Labor, in the majority of cases, is an event that should not have complications.
Labor, in the majority of cases, is an event that should not have complications.guvendemir (Getty Images)

Q. Is that changing?

A. I think there are more and more professionals who recognize obstetric violence. In a gathering like that one, I don’t think that would happen anymore. Nowadays there is more awareness, more recognition. It’s true that more traditional professional organizations are still very rigid when it comes to these issues, and do not recognize the concept of obstetric violence. However, at the same time, new, younger, gender-aware organizations have appeared that challenge the more traditional sector.

Q. Do you think that use of the term “obstetric violence” is important?

A. Naming obstetric violence as a specific kind of violence has been crucial in the movement for childbirth rights. I think the act of naming something is a very potent act when it comes to provoking a reaction. It’s true that many people do not recognize the term, because it’s very intense to recognize that you are exercising violence, but we have to call it what it is. A woman who is immobilized in the middle of childbirth, in the lithotomy position, who complains, and is ignored as if she didn’t exist, or has her pain minimized, is being subjected to violence. I believe that we must go beyond the binary of good guys and bad guys, victims and executioners, and take responsibility for the structure. The system exercises violence towards health professionals as well.

Q. Who is responsible for this change?

A. It has been women, associations, civil society, who have led the demand for change. But progress is slow; it takes a lot of work to change the medical paradigm. Childbirth, in most cases, is a normal event that should not have complications. However, we have been led to believe the opposite: that it is inherently pathological, that it is very complicated, that it needs certain interventions … When we are told that we are going to have an intervention — an episiotomy or an improper use of synthetic Oxycotin, for example — we often accept it, because we trust that it is necessary. That is why it is important that we question the decision-making process and the information we receive about childbirth. Most of the time, this information is not based on scientific evidence, but rather on the organizational and financial convenience of the health system. Fear of childbirth is encouraged, because we conform to that system and to those needs that transcend evidence or what is best for women and babies.

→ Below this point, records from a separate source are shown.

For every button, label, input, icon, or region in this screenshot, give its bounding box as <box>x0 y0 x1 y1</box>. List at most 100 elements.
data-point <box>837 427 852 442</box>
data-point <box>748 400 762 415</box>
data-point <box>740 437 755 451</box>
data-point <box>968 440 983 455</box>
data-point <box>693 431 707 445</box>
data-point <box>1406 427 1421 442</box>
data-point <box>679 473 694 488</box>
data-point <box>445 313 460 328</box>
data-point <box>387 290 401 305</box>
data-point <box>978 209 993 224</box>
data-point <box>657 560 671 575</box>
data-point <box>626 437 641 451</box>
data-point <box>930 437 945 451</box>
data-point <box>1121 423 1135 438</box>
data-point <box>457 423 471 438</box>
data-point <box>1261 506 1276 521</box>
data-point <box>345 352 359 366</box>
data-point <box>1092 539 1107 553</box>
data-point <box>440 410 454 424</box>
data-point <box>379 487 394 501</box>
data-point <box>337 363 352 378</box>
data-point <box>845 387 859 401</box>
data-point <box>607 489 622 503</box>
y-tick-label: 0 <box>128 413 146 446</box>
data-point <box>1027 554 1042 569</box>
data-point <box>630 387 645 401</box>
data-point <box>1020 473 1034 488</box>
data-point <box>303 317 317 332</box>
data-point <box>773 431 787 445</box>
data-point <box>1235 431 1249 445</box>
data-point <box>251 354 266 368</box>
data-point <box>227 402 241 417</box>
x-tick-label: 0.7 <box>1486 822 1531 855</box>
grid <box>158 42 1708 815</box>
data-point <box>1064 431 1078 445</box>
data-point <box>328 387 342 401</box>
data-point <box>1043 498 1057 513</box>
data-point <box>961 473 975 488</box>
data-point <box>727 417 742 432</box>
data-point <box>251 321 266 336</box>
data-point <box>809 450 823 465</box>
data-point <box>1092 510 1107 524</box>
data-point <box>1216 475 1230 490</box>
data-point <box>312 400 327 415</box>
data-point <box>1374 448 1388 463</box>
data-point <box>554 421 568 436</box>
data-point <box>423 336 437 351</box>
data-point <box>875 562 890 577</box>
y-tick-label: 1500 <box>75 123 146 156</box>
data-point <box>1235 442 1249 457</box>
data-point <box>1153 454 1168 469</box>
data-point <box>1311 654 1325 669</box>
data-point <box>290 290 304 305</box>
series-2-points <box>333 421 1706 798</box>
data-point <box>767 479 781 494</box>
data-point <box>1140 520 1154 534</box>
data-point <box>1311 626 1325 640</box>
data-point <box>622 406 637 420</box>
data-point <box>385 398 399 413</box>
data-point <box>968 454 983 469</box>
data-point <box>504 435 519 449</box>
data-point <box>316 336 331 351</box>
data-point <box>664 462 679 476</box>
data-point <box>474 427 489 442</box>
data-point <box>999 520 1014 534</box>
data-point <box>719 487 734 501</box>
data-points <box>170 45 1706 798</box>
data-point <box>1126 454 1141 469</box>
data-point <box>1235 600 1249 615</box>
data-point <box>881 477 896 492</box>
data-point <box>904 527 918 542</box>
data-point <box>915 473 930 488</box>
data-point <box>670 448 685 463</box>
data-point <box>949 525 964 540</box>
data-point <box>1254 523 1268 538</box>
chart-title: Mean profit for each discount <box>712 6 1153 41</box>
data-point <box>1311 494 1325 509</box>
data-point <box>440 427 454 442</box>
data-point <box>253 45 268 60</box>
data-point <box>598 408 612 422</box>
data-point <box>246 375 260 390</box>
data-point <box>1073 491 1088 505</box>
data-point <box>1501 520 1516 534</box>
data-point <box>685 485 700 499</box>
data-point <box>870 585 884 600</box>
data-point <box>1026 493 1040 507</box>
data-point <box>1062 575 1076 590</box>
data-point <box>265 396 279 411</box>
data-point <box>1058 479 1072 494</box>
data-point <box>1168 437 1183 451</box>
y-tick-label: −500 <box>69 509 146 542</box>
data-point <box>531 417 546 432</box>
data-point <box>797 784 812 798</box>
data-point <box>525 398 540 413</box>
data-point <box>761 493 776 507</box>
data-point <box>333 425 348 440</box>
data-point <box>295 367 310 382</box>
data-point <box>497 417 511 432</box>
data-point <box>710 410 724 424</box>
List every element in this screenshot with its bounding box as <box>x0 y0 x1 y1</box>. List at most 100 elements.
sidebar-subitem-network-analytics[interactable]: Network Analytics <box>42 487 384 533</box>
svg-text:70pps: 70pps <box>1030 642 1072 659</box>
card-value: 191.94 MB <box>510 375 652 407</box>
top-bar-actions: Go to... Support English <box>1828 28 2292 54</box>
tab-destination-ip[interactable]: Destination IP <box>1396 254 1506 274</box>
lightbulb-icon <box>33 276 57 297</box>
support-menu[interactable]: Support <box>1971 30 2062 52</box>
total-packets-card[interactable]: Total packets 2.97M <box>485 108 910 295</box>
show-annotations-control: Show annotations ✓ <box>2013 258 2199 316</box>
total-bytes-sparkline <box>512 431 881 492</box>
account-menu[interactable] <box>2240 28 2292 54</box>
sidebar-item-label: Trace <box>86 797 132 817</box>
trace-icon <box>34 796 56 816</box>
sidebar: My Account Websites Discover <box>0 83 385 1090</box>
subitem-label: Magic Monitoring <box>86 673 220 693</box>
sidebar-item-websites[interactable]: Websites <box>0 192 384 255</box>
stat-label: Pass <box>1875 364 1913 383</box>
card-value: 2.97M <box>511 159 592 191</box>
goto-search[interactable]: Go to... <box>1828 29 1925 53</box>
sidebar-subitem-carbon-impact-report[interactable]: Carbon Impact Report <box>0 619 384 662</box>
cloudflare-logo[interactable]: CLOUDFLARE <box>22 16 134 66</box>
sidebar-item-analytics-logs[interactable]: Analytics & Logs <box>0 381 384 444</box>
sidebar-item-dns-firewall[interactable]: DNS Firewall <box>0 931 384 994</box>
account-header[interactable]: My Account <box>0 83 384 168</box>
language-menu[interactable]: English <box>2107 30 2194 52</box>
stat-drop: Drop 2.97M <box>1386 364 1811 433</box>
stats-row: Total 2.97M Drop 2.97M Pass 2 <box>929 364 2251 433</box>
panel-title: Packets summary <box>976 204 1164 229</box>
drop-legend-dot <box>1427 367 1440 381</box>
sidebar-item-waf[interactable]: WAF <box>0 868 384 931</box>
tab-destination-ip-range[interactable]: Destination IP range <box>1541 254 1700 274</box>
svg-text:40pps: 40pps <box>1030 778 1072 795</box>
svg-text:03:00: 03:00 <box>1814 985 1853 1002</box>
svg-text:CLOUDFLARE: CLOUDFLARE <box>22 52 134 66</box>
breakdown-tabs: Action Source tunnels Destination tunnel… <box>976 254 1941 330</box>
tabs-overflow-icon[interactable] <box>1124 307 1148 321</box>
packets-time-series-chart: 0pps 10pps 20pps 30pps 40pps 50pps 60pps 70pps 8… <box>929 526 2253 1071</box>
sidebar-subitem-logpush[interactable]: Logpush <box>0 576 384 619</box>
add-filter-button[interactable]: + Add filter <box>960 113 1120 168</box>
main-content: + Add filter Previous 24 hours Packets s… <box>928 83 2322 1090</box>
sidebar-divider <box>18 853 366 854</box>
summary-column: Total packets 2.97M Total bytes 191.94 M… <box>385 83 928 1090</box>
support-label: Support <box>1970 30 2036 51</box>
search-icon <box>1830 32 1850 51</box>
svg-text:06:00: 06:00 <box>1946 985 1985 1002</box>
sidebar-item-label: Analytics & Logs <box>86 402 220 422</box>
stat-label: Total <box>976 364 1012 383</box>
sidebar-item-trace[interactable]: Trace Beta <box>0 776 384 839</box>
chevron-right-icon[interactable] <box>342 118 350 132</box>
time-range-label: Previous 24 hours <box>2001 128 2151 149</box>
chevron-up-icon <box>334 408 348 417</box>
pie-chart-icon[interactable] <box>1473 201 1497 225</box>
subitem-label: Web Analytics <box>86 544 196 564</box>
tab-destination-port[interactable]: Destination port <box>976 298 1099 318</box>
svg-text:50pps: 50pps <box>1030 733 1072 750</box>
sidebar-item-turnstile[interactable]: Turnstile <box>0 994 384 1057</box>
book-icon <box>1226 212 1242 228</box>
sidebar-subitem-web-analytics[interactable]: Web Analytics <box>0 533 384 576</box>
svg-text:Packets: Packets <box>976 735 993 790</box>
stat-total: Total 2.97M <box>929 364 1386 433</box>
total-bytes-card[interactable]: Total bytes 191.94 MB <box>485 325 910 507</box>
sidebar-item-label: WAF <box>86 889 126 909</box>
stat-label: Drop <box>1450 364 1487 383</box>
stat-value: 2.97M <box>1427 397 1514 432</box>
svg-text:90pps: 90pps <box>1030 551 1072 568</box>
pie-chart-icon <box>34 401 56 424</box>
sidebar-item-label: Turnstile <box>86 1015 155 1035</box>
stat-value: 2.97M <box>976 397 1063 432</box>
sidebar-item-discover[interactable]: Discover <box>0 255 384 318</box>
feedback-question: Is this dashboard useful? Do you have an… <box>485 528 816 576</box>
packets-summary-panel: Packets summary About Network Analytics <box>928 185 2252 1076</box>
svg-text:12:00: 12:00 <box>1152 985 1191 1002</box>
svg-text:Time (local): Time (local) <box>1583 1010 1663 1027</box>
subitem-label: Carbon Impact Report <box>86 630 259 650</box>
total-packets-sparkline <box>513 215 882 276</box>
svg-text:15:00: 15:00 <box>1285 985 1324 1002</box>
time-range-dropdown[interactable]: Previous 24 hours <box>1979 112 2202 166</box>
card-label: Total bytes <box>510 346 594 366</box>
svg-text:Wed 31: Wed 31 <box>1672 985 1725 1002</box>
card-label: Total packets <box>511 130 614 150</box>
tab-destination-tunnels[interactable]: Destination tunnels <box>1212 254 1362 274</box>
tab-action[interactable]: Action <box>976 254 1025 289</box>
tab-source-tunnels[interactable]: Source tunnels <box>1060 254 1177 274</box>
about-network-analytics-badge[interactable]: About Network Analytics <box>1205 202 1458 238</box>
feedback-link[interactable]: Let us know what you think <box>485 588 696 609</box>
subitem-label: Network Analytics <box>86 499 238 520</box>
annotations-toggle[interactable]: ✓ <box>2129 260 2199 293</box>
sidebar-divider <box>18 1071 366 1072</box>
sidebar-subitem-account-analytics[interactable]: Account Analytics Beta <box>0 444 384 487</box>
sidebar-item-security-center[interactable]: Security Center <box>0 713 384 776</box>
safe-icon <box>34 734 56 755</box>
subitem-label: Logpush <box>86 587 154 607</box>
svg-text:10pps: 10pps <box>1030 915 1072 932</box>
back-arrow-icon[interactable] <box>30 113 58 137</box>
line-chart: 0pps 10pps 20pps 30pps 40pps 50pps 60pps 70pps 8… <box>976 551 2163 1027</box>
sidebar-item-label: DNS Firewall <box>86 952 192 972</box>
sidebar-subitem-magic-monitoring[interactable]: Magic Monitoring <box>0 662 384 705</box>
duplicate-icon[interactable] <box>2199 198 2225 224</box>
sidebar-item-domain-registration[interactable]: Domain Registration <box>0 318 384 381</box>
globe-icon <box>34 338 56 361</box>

Q. What would be an interesting direction to go in?

A. I think we have to change the space in which labor takes place, and that hospitals should be used for deliveries that really require medical intervention, but not all of them. We have seen that it is very difficult to change the way care is provided inside hospitals, which have their protocols, power structures, economic incentives … The system puts so many barriers in the way of profound change in childbirth care. If you take childbirth out of this structure, to another space, the change is made more easily; and that is why the models of home birth and midwife-led birth centers are good alternatives.